Village in Bangladesh

Shaharsree (শহরশ্রী) is a village in Mirzapur Union, Sreemangal Upazila, Moulvibazar District, Sylhet Division, Bangladesh.

During the Mughal Rule was known as Pachawoon (পাচাউন) Pargana' (Sub district or present time Upazilla).

The village contains the shrines of Shah Sadruddin Qureshi and Shah Badruddin Quraishi, preachers who came to Sreemangal in the early 13th century to spread the message of Islam in this region after Shah Jalal's Conquest of Sylhet in 1303; although many believe that they are one of 360 companions of him. They were born in Quraysh clan of Makkah. Their Dargah is also situated in this village, which is known as Kashiuna Dargah Sharif. Presently Dewan Masrur Ahmed Chowdhury is the President (Motowali) of this Dargah committee. Oros Mahfil of this dargah is observed on 8th Magh of Bengali calendar each year.

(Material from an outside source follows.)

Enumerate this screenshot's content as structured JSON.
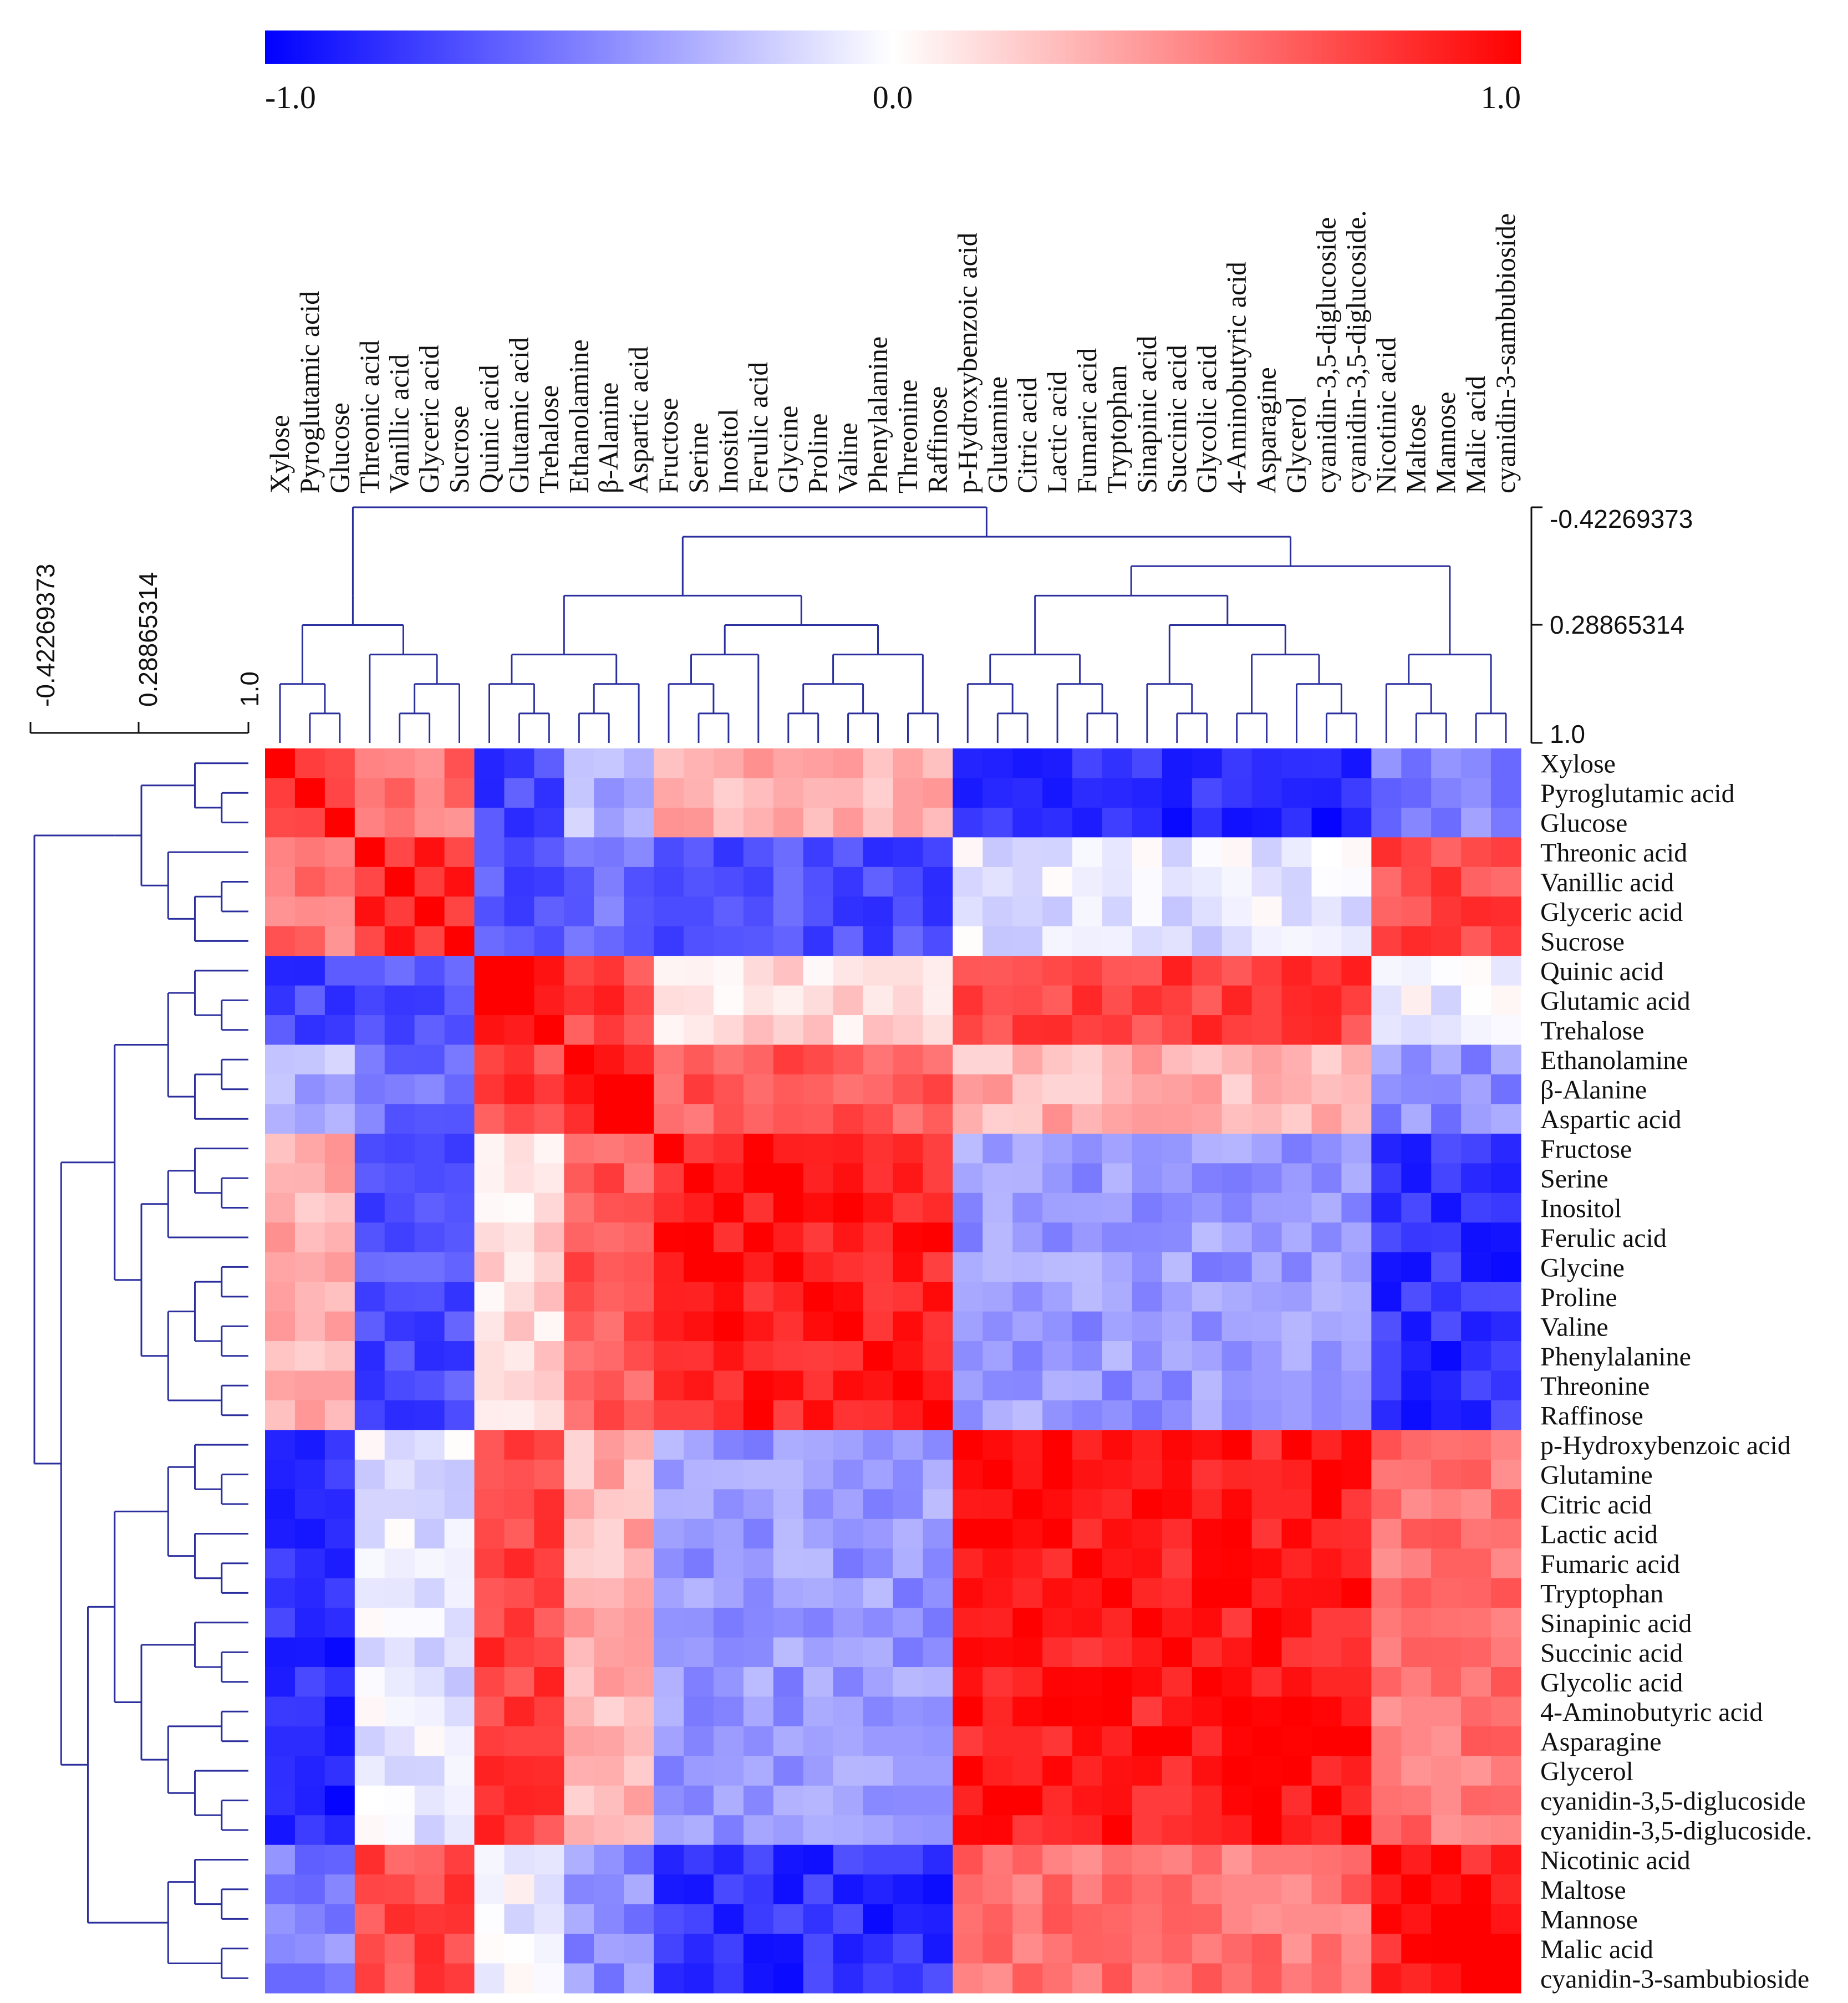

There are two mosques; West Shaharsree Jame Masjid and East Shaharsree Jame Masjid. The village also contains a madrasa. There is a cricket club in this village named Star Cricket Club, which is the only club in the Mirzapur Union.

Dewan Naziruddin Ahmed Chowdhury was one of the very aristocratic and renowned zamindars during the British Raj and was a descendant of one of the two saints. He donated vast land property for the welfare of the people and established religious centres like mosque, madrasa, eidgah, graveyard etc. The first mosque in the village, Shaharsree Jame Masjid with its adjoining eidgah was opened by Chowdhury donating his own land. Due to there being no Muslim graveyards in the village, he also established a graveyard in Shaharsree. One of his ancestors was also the private tutor to Maharaja of Tripura. Dewan Eunusuddin Ahmed Chowdhury, elder son of Dewan Naziruddin Ahmed Chowdhury was elected as the first Chairman of the Mirzapur Union Parishad in 1958.